Fin de l’abondance pour les start-ups ?

Avec l’inflation et la remontée des taux d’intérêt directeurs par les banques centrales, l’accès aux capitaux se complique pour les start-ups. Les investisseurs et les start-ups doivent aujourd’hui s’adapter à un environnement caractérisé par de nouvelles restrictions et le renforcement de tendances de marché préexistantes (solutions low-tech, souveraines et éthiques). La prudence des investisseurs et la modération de l’utilisation des ressources budgétaires et énergétiques signifie-t-elle pour autant une modération des profits et de la croissance <de jeunes pousses qui construisent l’économie de demain, notamment en France ?

C’est un constat frappant qui se présente à nous. D’après les données récoltées par Crunchbase, 81 milliards de dollars avaient été levés au troisième trimestre 2022, contre 172 milliards un an plus tôt sur la même période à travers le monde. Seules 37 start-ups ont dépassé le milliard de dollars de valorisation sur cette période, tandis qu’elles étaient 163 au troisième trimestre 2021.

L’assèchement des capitaux est préoccupant pour les start-ups françaises, déjà confrontées à d’autres crises. Plusieurs facteurs viennent en effet appesantir le bilan de ces entreprises : la hausse des prix, amplifiée par la guerre en Ukraine, le remboursement des prêts garantis par l’État (PGE) pour les start-ups qui y ont souscrits, restrictions énergétiques, spectre de nouvelles restrictions sanitaires…Les start-ups pourraient donc manquer de dry powder et revoir leurs ambitions de développement à la baisse. Par ailleurs, les investisseurs demandent aux entrepreneurs de proposer des modèles économiques qui montrent une rentabilité dans des délais plus brefs.

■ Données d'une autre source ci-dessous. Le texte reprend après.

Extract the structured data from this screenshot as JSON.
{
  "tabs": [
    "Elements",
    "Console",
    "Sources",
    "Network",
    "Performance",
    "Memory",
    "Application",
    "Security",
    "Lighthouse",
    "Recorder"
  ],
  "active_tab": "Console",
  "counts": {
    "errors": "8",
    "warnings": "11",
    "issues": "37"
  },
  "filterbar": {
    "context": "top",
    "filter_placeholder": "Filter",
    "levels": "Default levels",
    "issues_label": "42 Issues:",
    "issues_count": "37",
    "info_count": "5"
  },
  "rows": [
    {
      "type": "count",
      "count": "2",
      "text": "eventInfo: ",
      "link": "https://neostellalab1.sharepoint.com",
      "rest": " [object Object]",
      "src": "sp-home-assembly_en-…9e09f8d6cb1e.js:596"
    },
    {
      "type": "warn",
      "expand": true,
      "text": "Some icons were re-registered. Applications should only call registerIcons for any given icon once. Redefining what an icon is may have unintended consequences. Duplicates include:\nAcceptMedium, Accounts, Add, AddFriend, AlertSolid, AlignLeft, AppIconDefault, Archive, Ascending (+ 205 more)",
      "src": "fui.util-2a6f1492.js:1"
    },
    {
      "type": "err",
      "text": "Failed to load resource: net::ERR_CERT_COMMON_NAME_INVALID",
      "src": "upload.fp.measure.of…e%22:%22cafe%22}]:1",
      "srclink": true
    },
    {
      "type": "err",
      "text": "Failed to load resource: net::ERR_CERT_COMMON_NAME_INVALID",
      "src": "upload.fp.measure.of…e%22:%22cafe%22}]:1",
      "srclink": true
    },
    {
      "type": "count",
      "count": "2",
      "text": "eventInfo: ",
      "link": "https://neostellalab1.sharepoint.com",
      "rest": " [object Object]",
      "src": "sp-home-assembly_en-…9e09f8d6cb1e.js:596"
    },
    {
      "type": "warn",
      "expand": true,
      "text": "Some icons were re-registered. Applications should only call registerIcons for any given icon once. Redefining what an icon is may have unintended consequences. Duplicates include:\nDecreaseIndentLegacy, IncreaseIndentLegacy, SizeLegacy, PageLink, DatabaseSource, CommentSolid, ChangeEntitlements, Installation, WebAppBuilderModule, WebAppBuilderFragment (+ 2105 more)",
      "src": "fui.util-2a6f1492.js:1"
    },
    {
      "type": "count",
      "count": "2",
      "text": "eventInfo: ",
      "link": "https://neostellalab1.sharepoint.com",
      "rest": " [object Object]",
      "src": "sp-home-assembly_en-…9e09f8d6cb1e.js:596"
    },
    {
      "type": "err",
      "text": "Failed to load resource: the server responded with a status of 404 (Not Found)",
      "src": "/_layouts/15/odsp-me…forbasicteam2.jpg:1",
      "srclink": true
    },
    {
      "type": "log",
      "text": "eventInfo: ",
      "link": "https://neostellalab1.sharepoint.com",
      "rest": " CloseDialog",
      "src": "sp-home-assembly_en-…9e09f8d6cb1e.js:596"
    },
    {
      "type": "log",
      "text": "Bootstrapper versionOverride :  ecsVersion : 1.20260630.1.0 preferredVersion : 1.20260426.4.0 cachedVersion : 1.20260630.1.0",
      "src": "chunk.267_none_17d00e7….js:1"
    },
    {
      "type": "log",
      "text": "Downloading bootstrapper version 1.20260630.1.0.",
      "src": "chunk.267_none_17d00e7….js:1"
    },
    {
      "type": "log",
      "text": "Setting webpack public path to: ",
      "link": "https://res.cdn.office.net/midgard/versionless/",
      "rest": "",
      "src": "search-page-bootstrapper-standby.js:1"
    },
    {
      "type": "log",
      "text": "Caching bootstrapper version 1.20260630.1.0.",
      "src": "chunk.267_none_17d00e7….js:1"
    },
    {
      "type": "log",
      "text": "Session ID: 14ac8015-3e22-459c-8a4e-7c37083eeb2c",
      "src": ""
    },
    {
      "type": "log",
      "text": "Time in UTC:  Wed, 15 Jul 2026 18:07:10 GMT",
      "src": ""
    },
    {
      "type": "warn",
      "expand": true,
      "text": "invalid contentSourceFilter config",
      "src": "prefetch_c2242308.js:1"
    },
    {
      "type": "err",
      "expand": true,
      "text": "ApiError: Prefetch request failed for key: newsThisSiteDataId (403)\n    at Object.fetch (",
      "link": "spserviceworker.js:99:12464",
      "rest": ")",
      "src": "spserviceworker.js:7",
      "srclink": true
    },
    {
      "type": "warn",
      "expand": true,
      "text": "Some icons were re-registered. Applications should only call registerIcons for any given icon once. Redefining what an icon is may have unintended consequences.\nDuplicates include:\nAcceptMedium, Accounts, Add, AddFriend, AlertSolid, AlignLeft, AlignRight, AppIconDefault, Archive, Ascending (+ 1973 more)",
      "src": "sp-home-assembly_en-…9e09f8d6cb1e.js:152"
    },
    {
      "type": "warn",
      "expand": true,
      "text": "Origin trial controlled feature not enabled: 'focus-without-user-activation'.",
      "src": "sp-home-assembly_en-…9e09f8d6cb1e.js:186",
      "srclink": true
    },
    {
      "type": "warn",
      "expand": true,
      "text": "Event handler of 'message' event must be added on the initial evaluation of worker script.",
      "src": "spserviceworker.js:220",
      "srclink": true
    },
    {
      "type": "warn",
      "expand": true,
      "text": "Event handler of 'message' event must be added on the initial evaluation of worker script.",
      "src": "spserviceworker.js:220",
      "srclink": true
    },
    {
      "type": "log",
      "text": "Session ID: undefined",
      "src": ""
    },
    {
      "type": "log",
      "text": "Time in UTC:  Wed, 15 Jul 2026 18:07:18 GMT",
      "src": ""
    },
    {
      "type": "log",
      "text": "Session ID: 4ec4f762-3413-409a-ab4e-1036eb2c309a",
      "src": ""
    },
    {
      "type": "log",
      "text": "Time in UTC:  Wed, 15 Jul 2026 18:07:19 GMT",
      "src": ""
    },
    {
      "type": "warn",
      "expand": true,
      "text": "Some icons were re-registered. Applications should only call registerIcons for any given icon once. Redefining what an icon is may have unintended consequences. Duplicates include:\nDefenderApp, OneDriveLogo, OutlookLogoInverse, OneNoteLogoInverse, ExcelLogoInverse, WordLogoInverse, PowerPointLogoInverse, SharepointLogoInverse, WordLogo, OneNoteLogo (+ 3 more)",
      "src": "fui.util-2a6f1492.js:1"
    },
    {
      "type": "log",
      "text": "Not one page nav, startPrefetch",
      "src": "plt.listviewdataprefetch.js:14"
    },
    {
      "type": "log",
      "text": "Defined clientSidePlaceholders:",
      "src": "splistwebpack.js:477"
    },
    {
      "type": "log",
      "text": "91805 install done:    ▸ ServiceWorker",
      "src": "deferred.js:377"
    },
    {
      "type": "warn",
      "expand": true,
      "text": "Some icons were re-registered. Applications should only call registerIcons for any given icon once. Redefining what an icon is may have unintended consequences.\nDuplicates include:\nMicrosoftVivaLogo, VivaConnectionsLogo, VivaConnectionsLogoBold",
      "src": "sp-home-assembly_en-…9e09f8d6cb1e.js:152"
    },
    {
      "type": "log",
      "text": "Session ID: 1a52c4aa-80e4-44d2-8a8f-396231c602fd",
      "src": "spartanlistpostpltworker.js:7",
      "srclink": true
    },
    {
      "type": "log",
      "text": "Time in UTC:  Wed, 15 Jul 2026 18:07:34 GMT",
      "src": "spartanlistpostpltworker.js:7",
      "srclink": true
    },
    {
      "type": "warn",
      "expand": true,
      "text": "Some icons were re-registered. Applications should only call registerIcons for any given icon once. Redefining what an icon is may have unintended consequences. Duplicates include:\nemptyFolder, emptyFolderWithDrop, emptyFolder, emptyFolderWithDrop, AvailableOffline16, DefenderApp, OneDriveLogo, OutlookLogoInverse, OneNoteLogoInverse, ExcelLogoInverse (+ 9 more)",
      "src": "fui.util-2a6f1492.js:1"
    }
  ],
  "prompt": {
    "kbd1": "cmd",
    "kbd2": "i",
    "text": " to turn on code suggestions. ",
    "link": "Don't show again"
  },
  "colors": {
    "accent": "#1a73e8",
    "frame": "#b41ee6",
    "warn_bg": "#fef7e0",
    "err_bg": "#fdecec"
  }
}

Or, les signaux étaient au vert ces dernières années. La French Tech fête ses 10 ans et enchaîne des levées de fonds record. A l’été 2021, l’écosystème a ainsi franchi les 10 milliards d’euros levés, soit 10 fois plus qu’en 2015. Autre gage de satisfaction, l’attractivité a repris des couleurs. La France reste le pays le plus attractif en Europe en matière d’investissements étrangers depuis 2018. Cette montée en puissance des investisseurs internationaux se traduit aujourd’hui par les plus de 30% de start-ups avec des fonds internationaux dans leur table de capitalisation en 2022 contre 25% dix ans plus tôt. La crise engendrée par les mesures gouvernementales en réponse à l’épidémie de Covid-19 n’a d’ailleurs pas terni la dynamique des start-ups françaises.

Faut-il pour autant céder au pessimisme ? A priori non. Le volontarisme politique en direction des start-ups n’est plus à démontrer comme l’illustrent les réformes récentes (loi PACTE…) et les dispositifs crées ces dix dernières années (Bpifrance, Campus Cyber…). Le chiffre d’affaires cumulé des start-ups de la French Tech dépasse aujourd’hui les 8 milliards d’euros. Fait plus important qui dépasse les seuls couloirs des administrations françaises : les start-ups semblent armées pour encaisser les transitions du monde à venir. Leur agilité leur permet en effet d’adopter des formes de travail hybride et des initiatives adaptées aux aspirations des collaborateurs, lesquelles participent à la qualité de vie au travail, attirant et fidélisant d’autres talents. Au-delà des considérations ESG, elles peuvent être plus efficaces car leurs solutions innovantes sont déployables rapidement dans des marchés en constante évolution, comme l’illustre le succès de l’industrie 4.0.